Aile, bizim medeniyetimizde kutsal ve dokunulmazdır. Aile toplumun hatta insanlığın en küçük hücresidir. Onun için çok doğru, dediğiniz gibi ona dokunmak dünyayı çürütüyor. Bırakın dünyayı içinde yaşadığınız ülkede birkaç insî ve cinnî şeytanın millete kurduğu tuzakla en az 100 bin masum aileye kıyıldı. Türkiye’nin ruhu katledildi, çürütüldü ve çürütülmeye de devam ediyor. Çürük kokuları yoksa sarayın koruma duvarlarını aşıp ulaşmıyor mı burunlarınıza. Bu çürüme bir baştan bir başa ülkeyi gübreliğe çevirmesinden korkuyorum! Balık baştan kokmaz mı sizce?
Sayın Emine Hanım!
Adalet Zirvesinde adaletin önemine de değinmiş şunları da demiştiniz: “Hak ihlallerinin olduğu yerde adalet, karanlıkta aranan bir cevher gibidir. Onun için atalarımız, ‘Adalet olmayınca bir yerde, insan düşer her derde’ demiş. Bu nedenle doğru yolun pusulası adalettir.” diyerek konuşmanıza devam etmiştiniz.

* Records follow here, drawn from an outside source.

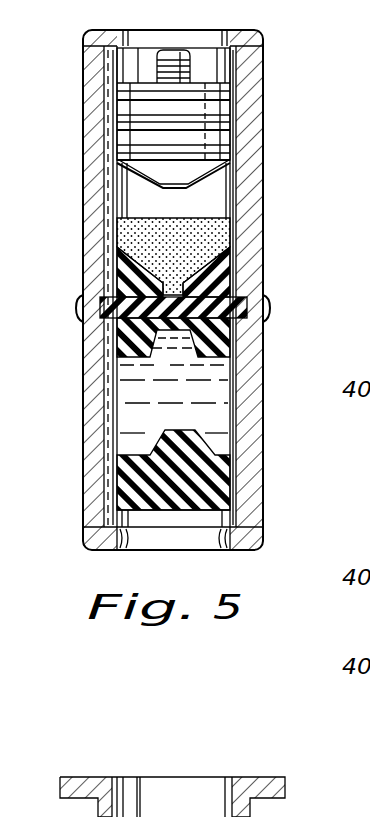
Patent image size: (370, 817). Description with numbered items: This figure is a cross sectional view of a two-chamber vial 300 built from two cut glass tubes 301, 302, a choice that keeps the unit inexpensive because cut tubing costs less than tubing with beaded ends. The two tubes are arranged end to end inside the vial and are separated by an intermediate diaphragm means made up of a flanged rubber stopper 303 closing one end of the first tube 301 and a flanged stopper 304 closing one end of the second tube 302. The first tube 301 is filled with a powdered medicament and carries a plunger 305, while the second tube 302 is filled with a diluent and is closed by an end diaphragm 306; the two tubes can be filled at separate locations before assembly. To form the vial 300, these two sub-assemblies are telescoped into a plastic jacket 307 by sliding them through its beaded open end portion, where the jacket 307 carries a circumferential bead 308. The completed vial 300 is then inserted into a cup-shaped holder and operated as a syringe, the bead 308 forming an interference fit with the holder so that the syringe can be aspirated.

The two-chamber vial 300 is at (268, 257).
The cut glass tube 301 is at (255, 170).
The cut glass tube 302 is at (250, 420).
The flanged rubber stopper 303 is at (248, 284).
The flanged stopper 304 is at (250, 322).
The plunger 305 is at (250, 100).
The end diaphragm 306 is at (245, 480).
The plastic jacket 307 is at (90, 152).
The circumferential bead 308 is at (78, 308).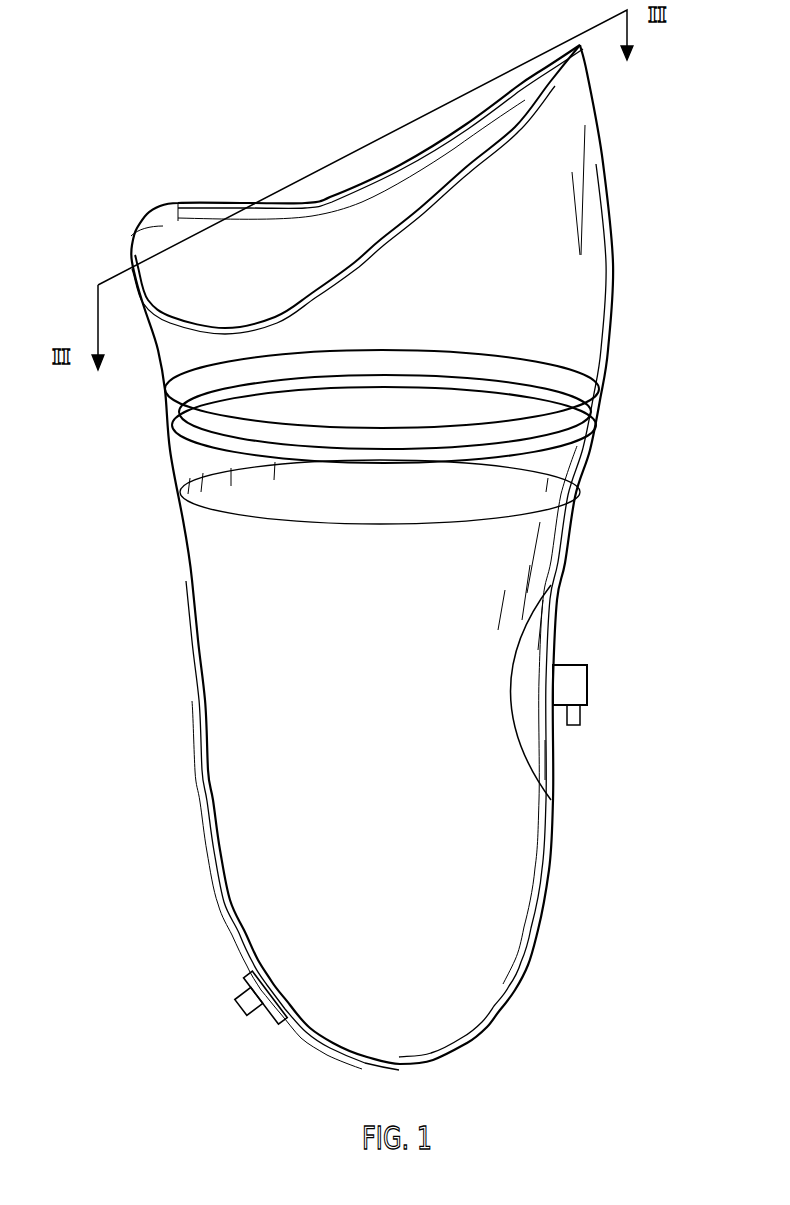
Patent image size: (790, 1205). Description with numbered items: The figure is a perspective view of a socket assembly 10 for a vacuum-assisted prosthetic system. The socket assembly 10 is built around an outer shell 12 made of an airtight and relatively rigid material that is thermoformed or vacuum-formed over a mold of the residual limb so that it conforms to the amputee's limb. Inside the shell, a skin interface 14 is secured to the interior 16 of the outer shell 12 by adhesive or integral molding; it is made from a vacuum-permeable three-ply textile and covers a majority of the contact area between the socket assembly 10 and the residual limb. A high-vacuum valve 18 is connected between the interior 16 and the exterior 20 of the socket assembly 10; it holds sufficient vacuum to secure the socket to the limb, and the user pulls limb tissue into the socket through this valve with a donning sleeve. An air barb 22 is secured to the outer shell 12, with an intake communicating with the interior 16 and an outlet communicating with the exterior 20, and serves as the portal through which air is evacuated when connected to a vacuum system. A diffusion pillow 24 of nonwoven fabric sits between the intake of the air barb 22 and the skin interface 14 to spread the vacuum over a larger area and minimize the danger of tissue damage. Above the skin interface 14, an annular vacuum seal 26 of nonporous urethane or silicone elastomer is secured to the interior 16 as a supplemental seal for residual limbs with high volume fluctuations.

The socket assembly 10 is at (201, 112).
The outer shell 12 is at (588, 170).
The skin interface 14 is at (207, 578).
The interior 16 is at (178, 210).
The high-vacuum valve 18 is at (248, 995).
The exterior 20 is at (206, 775).
The air barb 22 is at (585, 682).
The diffusion pillow 24 is at (548, 768).
The vacuum seal 26 is at (598, 427).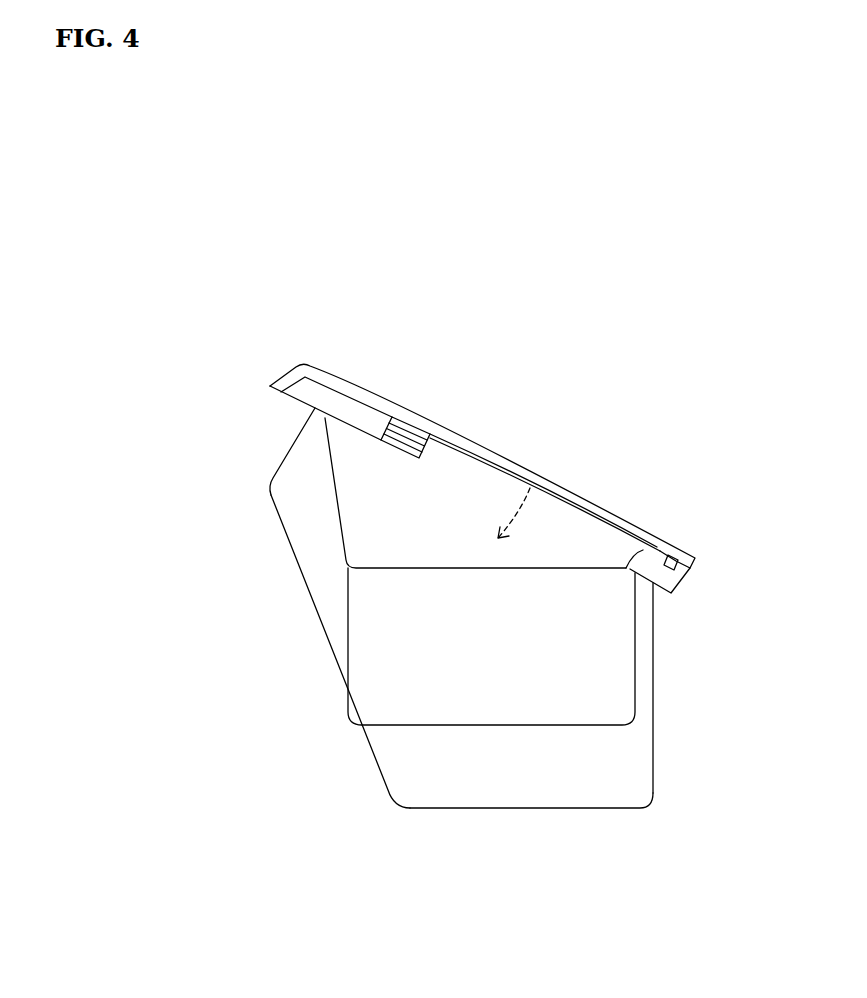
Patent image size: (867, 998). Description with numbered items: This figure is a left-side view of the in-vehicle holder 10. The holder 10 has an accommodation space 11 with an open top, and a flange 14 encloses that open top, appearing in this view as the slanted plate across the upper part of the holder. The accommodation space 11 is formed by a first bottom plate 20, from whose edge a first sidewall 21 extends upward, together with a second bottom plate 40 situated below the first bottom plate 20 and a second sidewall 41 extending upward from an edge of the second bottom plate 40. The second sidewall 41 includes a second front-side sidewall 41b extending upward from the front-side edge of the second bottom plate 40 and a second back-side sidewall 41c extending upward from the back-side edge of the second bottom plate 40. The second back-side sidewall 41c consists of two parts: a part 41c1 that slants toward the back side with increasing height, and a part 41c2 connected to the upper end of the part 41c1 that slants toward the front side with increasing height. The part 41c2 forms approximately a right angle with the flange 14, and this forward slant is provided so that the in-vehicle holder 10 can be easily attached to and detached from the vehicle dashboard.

The in-vehicle holder 10 is at (713, 378).
The accommodation space 11 is at (540, 480).
The flange 14 is at (673, 547).
The first bottom plate 20 is at (393, 727).
The first sidewall 21 is at (350, 673).
The second bottom plate 40 is at (567, 808).
The second sidewall 41 is at (461, 608).
The second front-side sidewall 41b is at (657, 630).
The second back-side sidewall 41c is at (282, 608).
The part slanting toward the back side 41c1 is at (303, 582).
The part slanting toward the front side 41c2 is at (294, 447).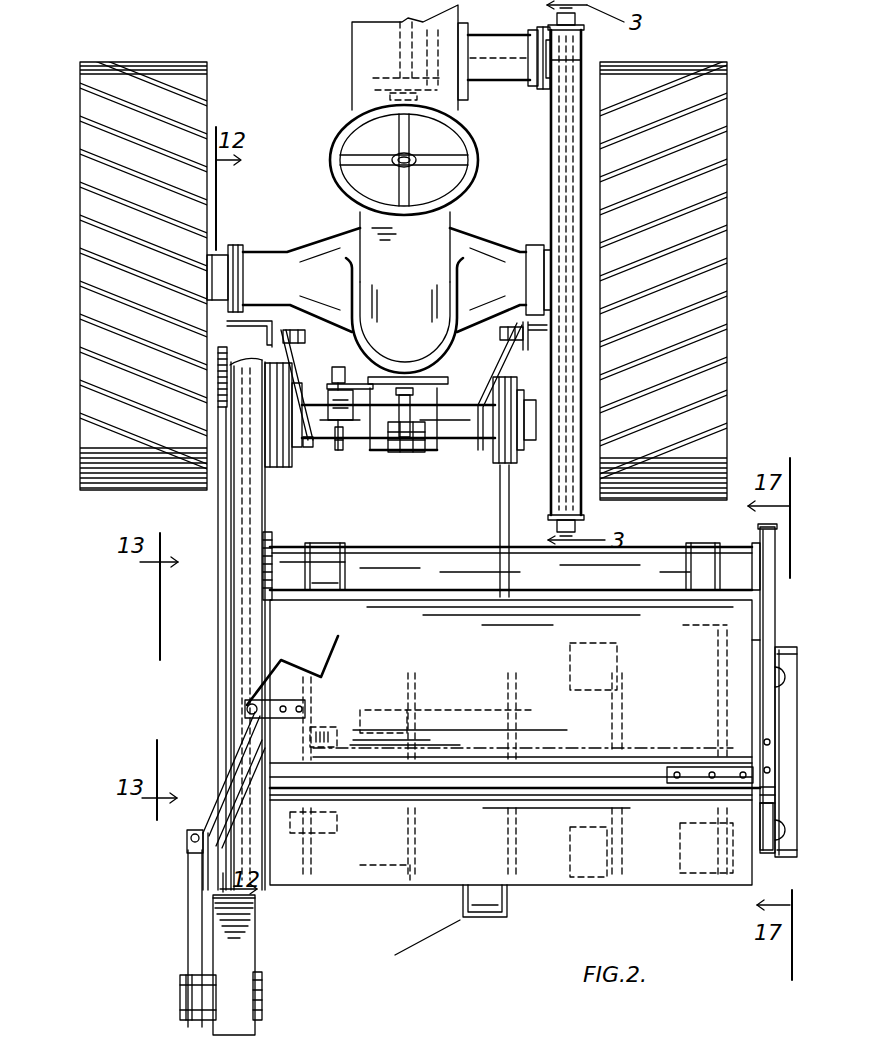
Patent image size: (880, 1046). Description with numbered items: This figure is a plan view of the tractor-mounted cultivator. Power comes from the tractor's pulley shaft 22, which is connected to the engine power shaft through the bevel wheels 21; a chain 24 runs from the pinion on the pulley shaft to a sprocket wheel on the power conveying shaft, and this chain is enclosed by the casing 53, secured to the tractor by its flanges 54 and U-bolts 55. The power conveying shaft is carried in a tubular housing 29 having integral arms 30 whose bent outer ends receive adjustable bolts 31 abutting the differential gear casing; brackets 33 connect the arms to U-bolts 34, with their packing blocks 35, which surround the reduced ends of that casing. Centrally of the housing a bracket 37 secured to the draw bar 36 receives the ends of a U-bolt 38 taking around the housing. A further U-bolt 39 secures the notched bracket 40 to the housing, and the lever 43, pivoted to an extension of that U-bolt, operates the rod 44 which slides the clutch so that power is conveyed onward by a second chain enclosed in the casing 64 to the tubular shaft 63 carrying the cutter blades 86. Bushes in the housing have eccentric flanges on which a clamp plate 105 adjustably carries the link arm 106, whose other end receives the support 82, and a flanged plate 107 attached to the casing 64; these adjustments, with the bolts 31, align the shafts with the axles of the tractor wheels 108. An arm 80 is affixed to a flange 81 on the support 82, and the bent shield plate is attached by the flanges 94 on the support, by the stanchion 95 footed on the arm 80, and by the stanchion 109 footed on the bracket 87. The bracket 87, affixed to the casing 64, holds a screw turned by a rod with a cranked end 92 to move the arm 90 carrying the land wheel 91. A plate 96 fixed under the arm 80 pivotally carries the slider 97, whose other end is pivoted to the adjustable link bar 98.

The bevel wheels 21 is at (382, 80).
The pulley shaft 22 is at (493, 80).
The chain 24 is at (570, 65).
The tubular housing 29 is at (530, 470).
The arms 30 is at (227, 363).
The adjustable bolts 31 is at (295, 338).
The brackets 33 is at (270, 315).
The U-bolts 34 is at (237, 250).
The packing blocks 35 is at (244, 318).
The draw bar 36 is at (392, 450).
The bracket 37 is at (420, 450).
The U-bolt 38 is at (405, 395).
The U-bolt 39 is at (338, 442).
The bracket 40 is at (328, 418).
The lever 43 is at (355, 380).
The rod 44 is at (467, 373).
The casing 53 is at (556, 196).
The flanges 54 is at (522, 85).
The U-bolts 55 is at (540, 90).
The tubular shaft 63 is at (420, 750).
The casing 64 is at (260, 633).
The arm 80 is at (763, 642).
The flange 81 is at (758, 548).
The support 82 is at (422, 562).
The cutter blades 86 is at (570, 673).
The bracket 87 is at (187, 840).
The arm 90 is at (192, 903).
The land wheel 91 is at (230, 950).
The cranked end 92 is at (333, 657).
The flanges 94 is at (322, 562).
The stanchion 95 is at (690, 768).
The plate 96 is at (767, 853).
The slider 97 is at (787, 708).
The adjustable link bar 98 is at (773, 838).
The clamp plate 105 is at (495, 463).
The link arm 106 is at (500, 532).
The flanged plate 107 is at (267, 472).
The wheels 108 is at (127, 177).
The stanchion 109 is at (252, 757).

Bugün güzel yurdum Anadolu’da yalan ve iftiralarla soykırıma tabi tutulan masum bir gruba karşı hak ihlalleri zirveye çıktı. Bundan haberin yok mu? On binlerce masum insan düzme iddianame ve suç olmayan fiillerden dolayı hapisteler. Yüzbinlerce masum insan hakkında dava açıldı. “Kimse bir başkasının suçundan dolayı yargılanamaz.” “Kanunsuz suç olmaz.” Yine hukukta masumiyet karinesi denilen “Kişi suçu ispat edileceği ana kadar suçsuzdur.” gibi hukukun nice ilkeleri ihlal edildi. Kaldı ki hukukun bu ilkeleri hem uluslararası hem de bizim anayasamızda belirtildiği üzere, savaş, sıkıyönetim, seferberlik ve olağanüstü hallerde dahi dokunulmaz niteliğini koruyan haklar olarak kabul edilir.
(Daha geniş bilgi için bkz. Cem Uysal, Ceza Hukukunda Suçsuzluk Karinesi Üzerine Bir İnceleme ve Lekelenmeme Hakkı. Yüksek Lisans Tezi, 2017. (dergiler.ankara.edu.tr)) Bu hak ihlalleri ve hukuk katliamı karşısında da hiçbir şey söylemeyecek misin?
Haberin var mı? Adalet, artık ülkemizde karanlıkta aranan bir cevher. Bizatihi yargıda adalet pusulası kaybedildiği için millet olarak nice cevherlerimizi, ailelerimizi, annelerimizi, gençlerimizi ve çocuklarımızı kaybettik ve hala kaybetmeye devam ediyoruz. Adalet Zirvesinde söylediğin bu sözü, vicdanlarını kaybetmiş yargı mensupları karşısına çıkıp ne zaman haykıracaksın. Milletin onulmaz dertlere düşmesini ya da milletimizin kıyametini mi bekliyorsun?
Ne dersin hem senin için hem de milletimiz için çok geç olmaz mı?